Tokarev has been board of directors of Rosneft since October 2009.

Under an agreement dated 26 May 2015, Tokarev through his TNT (АО «ТНТ») and Transneft-SERVIS (ООО «ТРАНСНЕФТЬ - СЕРВИС») pays more than a 100 million rubles a month "for rent of premises of non-residential objects" (ЗА АРЕНДУ ПОМЕЩЕНИЙ ОБЪЕКТОВ НЕЖИЛОГО) at Putin's palace at Gelendzhik.

== Sanctions ==
On 28 February 2022, in relation to the 2022 Russian invasion of Ukraine, the European Union blacklisted Tokarev and had all his assets frozen. On 3 March, the United States imposed similar sanctions on Tokarev, his wife and daughter.

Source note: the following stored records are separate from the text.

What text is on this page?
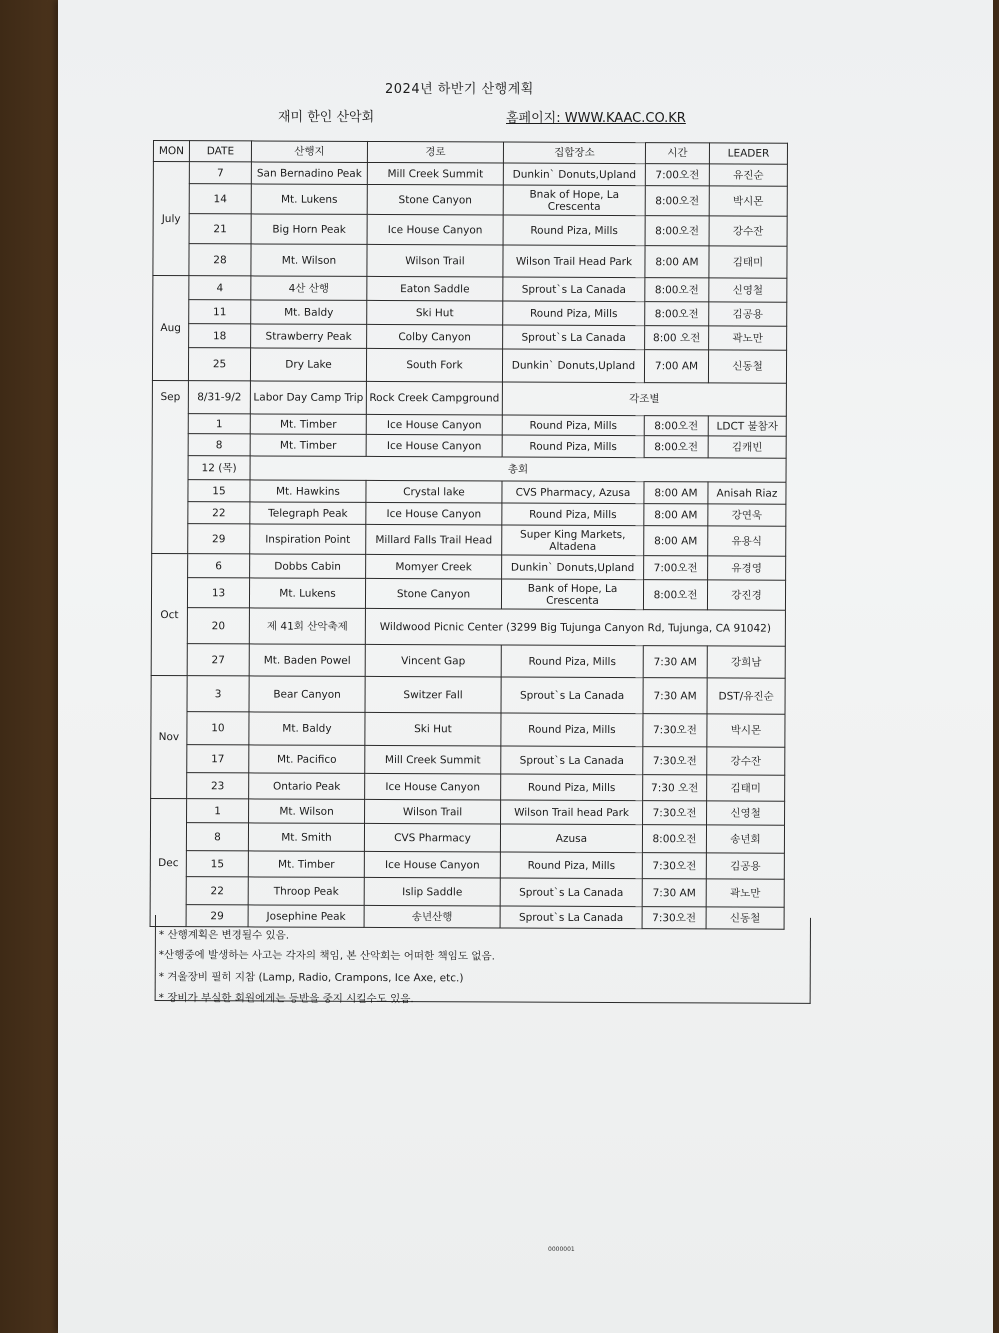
2024년 하반기 산행계획
재미 한인 산악회	홈페이지: WWW.KAAC.CO.KR
MON	DATE	산행지	경로	집합장소	시간	LEADER
July	7	San Bernadino Peak	Mill Creek Summit	Dunkin` Donuts,Upland	7:00오전	유진순
	14	Mt. Lukens	Stone Canyon	Bnak of Hope, La Crescenta	8:00오전	박시몬
	21	Big Horn Peak	Ice House Canyon	Round Piza, Mills	8:00오전	강수잔
	28	Mt. Wilson	Wilson Trail	Wilson Trail Head Park	8:00 AM	김태미
Aug	4	4산 산행	Eaton Saddle	Sprout`s La Canada	8:00오전	신영철
	11	Mt. Baldy	Ski Hut	Round Piza, Mills	8:00오전	김공용
	18	Strawberry Peak	Colby Canyon	Sprout`s La Canada	8:00 오전	곽노만
	25	Dry Lake	South Fork	Dunkin` Donuts,Upland	7:00 AM	신동철
Sep	8/31-9/2	Labor Day Camp Trip	Rock Creek Campground	각조별		
	1	Mt. Timber	Ice House Canyon	Round Piza, Mills	8:00오전	LDCT 불참자
	8	Mt. Timber	Ice House Canyon	Round Piza, Mills	8:00오전	김캐빈
	12 (목)	총회				
	15	Mt. Hawkins	Crystal lake	CVS Pharmacy, Azusa	8:00 AM	Anisah Riaz
	22	Telegraph Peak	Ice House Canyon	Round Piza, Mills	8:00 AM	강연욱
	29	Inspiration Point	Millard Falls Trail Head	Super King Markets, Altadena	8:00 AM	유용식
Oct	6	Dobbs Cabin	Momyer Creek	Dunkin` Donuts,Upland	7:00오전	유경영
	13	Mt. Lukens	Stone Canyon	Bank of Hope, La Crescenta	8:00오전	강진경
	20	제 41회 산악축제	Wildwood Picnic Center (3299 Big Tujunga Canyon Rd, Tujunga, CA 91042)			
	27	Mt. Baden Powel	Vincent Gap	Round Piza, Mills	7:30 AM	강희남
Nov	3	Bear Canyon	Switzer Fall	Sprout`s La Canada	7:30 AM	DST/유진순
	10	Mt. Baldy	Ski Hut	Round Piza, Mills	7:30오전	박시몬
	17	Mt. Pacifico	Mill Creek Summit	Sprout`s La Canada	7:30오전	강수잔
	23	Ontario Peak	Ice House Canyon	Round Piza, Mills	7:30 오전	김태미
Dec	1	Mt. Wilson	Wilson Trail	Wilson Trail head Park	7:30오전	신영철
	8	Mt. Smith	CVS Pharmacy	Azusa	8:00오전	송년회
	15	Mt. Timber	Ice House Canyon	Round Piza, Mills	7:30오전	김공용
	22	Throop Peak	Islip Saddle	Sprout`s La Canada	7:30 AM	곽노만
	29	Josephine Peak	송년산행	Sprout`s La Canada	7:30오전	신동철
* 산행계획은 변경될수 있음.
*산행중에 발생하는 사고는 각자의 책임, 본 산악회는 어떠한 책임도 없음.
* 겨울장비 필히 지참 (Lamp, Radio, Crampons, Ice Axe, etc.)
* 장비가 부실한 회원에게는 등반을 중지 시킬수도 있음.
0000001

On 10 March, the British government imposed sanctions which involved freezing Nikolay's assets and a travel ban.

He was sanctioned by New Zealand in relation to the 2022 Russian invasion of Ukraine.

==Personal==
In 2002, the company Stroyvip, which has the same address as Promsvyazbank, became a shareholder of the former Pravda («Правда») now known as the largest publishing and printing complex "Press-1" («Пресса-1»).

In 2004, his daughter Maya Bolotova (Майя Болотова), was associated with Promsvyazbank (Промсвязьбанк) firms Promsvyazavto («Промсвязьавто»), Stroyvip («Стройвип»), and Industry Import («Индустрия импорт») and are controlled by brothers Alexey Ananiev (Алексей Ананьев) and Dmitry Ananiev (Дмитрий Ананьев). During her time with Promsvyazbank, the bank significantly increased its assets by sixfold between 2004 and 2007 and became one of the three systematically important banks in Russia.

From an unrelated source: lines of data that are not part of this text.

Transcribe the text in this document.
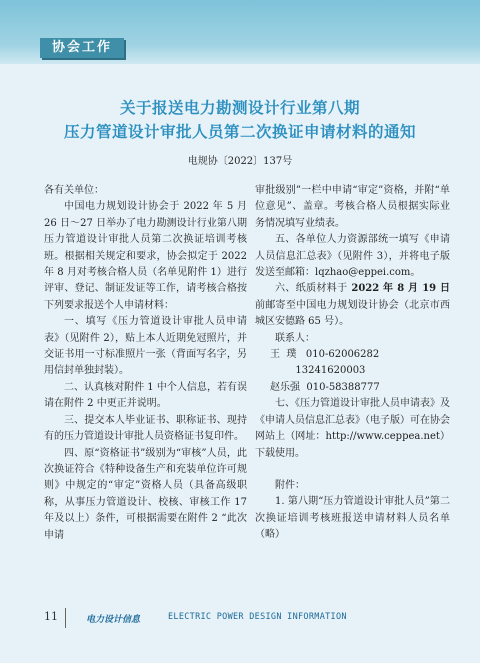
协会工作
关于报送电力勘测设计行业第八期
压力管道设计审批人员第二次换证申请材料的通知
电规协〔2022〕137号

各有关单位：

中国电力规划设计协会于 2022 年 5 月 26 日～27 日举办了电力勘测设计行业第八期压力管道设计审批人员第二次换证培训考核班。根据相关规定和要求，协会拟定于 2022 年 8 月对考核合格人员（名单见附件 1）进行评审、登记、制证发证等工作，请考核合格按下列要求报送个人申请材料：

一、填写《压力管道设计审批人员申请表》（见附件 2），贴上本人近期免冠照片，并交证书用一寸标准照片一张（背面写名字，另用信封单独封装）。

二、认真核对附件 1 中个人信息，若有误请在附件 2 中更正并说明。

三、提交本人毕业证书、职称证书、现持有的压力管道设计审批人员资格证书复印件。

四、原“资格证书”级别为“审核”人员，此次换证符合《特种设备生产和充装单位许可规则》中规定的“审定”资格人员（具备高级职称，从事压力管道设计、校核、审核工作 17 年及以上）条件，可根据需要在附件 2 “此次申请

审批级别”一栏中申请“审定”资格，并附“单位意见”、盖章。考核合格人员根据实际业务情况填写业绩表。

五、各单位人力资源部统一填写《申请人员信息汇总表》（见附件 3），并将电子版发送至邮箱：lqzhao@eppei.com。

六、纸质材料于 2022 年 8 月 19 日前邮寄至中国电力规划设计协会（北京市西城区安德路 65 号）。

联系人：

王  璞   010-62006282

13241620003

赵乐强  010-58388777

七、《压力管道设计审批人员申请表》及《申请人员信息汇总表》（电子版）可在协会网站上（网址：http://www.ceppea.net）下载使用。

附件：

1. 第八期“压力管道设计审批人员”第二次换证培训考核班报送申请材料人员名单（略）

11	电力设计信息	ELECTRIC POWER DESIGN INFORMATION
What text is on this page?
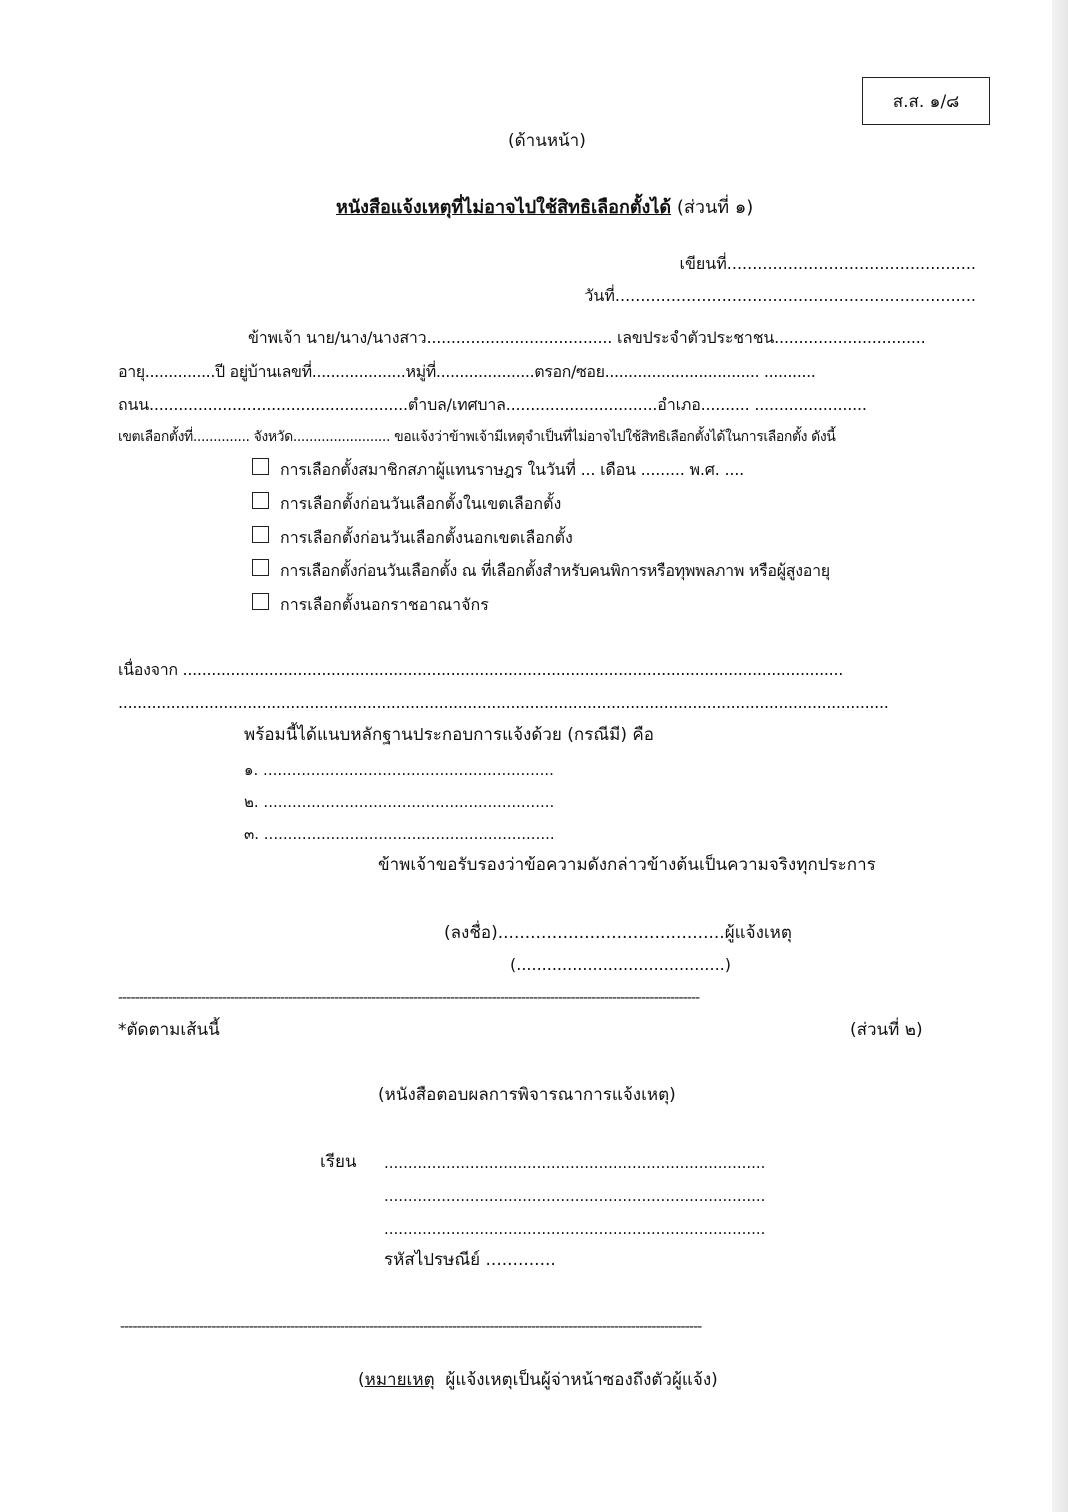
ส.ส. ๑/๘
(ด้านหน้า)
หนังสือแจ้งเหตุที่ไม่อาจไปใช้สิทธิเลือกตั้งได้ (ส่วนที่ ๑)
เขียนที่.................................................
วันที่.......................................................................
ข้าพเจ้า นาย/นาง/นางสาว...................................... เลขประจำตัวประชาชน...............................
อายุ...............ปี อยู่บ้านเลขที่....................หมู่ที่.....................ตรอก/ซอย................................. ...........
ถนน.....................................................ตำบล/เทศบาล...............................อำเภอ.......... .......................
เขตเลือกตั้งที่.............. จังหวัด........................ ขอแจ้งว่าข้าพเจ้ามีเหตุจำเป็นที่ไม่อาจไปใช้สิทธิเลือกตั้งได้ในการเลือกตั้ง ดังนี้
การเลือกตั้งสมาชิกสภาผู้แทนราษฎร ในวันที่ ... เดือน ......... พ.ศ. ....
การเลือกตั้งก่อนวันเลือกตั้งในเขตเลือกตั้ง
การเลือกตั้งก่อนวันเลือกตั้งนอกเขตเลือกตั้ง
การเลือกตั้งก่อนวันเลือกตั้ง ณ ที่เลือกตั้งสำหรับคนพิการหรือทุพพลภาพ หรือผู้สูงอายุ
การเลือกตั้งนอกราชอาณาจักร
เนื่องจาก ..........................................................................................................................................
.................................................................................................................................................................
พร้อมนี้ได้แนบหลักฐานประกอบการแจ้งด้วย (กรณีมี) คือ
๑. .............................................................
๒. .............................................................
๓. .............................................................
ข้าพเจ้าขอรับรองว่าข้อความดังกล่าวข้างต้นเป็นความจริงทุกประการ
(ลงชื่อ)..........................................ผู้แจ้งเหตุ
(.........................................)
--------------------------------------------------------------------------------------------------------------------------------------------
*ตัดตามเส้นนี้	(ส่วนที่ ๒)
(หนังสือตอบผลการพิจารณาการแจ้งเหตุ)
เรียน ................................................................................
................................................................................
................................................................................
รหัสไปรษณีย์ .............
--------------------------------------------------------------------------------------------------------------------------------------------
(หมายเหตุ  ผู้แจ้งเหตุเป็นผู้จ่าหน้าซองถึงตัวผู้แจ้ง)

In 2007, Tokarev's son in law Andrey Bolotov (Андрей Болотов; born 1973 or 1974) was closely associated with ITERA from 2001 to 2004 and since 2005 has headed the large clients' accounts at Vneshtorgbank (VTB). His sister Olga (Ольга) was closely associated with LUKOIL (ЛУКОЙЛ).

As of January 2017, Bolotova was a former owner of PharmEco («ФармЭко») and is a partner at Gelendzhik with Sergey Chemezov's son Stanislav Chemezov (Станислав Чемезов) who owns a 25% stake, Vladimir Chernyshev (Владимир Чернышев) who was an advisor to Vladimir Yakunin, and Vladimir Maishev (Владимир Майшев) who is a co-owner of the Independent Insurance Group («Независимой страховой группы») in the LLC Gelendzhik Resort Complex - Meridian (ООО «Геленджикский курортный комплекс – Меридиан»). Previously, Bolotova had owned MIK Rusinvest LLC (ООО «МИК «Русинвест»), which is a company that was owned by the family of Vladimir Artyakov, who is the first deputy of the Sergey Chemezov led Rostec, and Stanislav Chemezov who formerly held a 48.5% stake. Bolotova and her husband are citizens of Cyprus.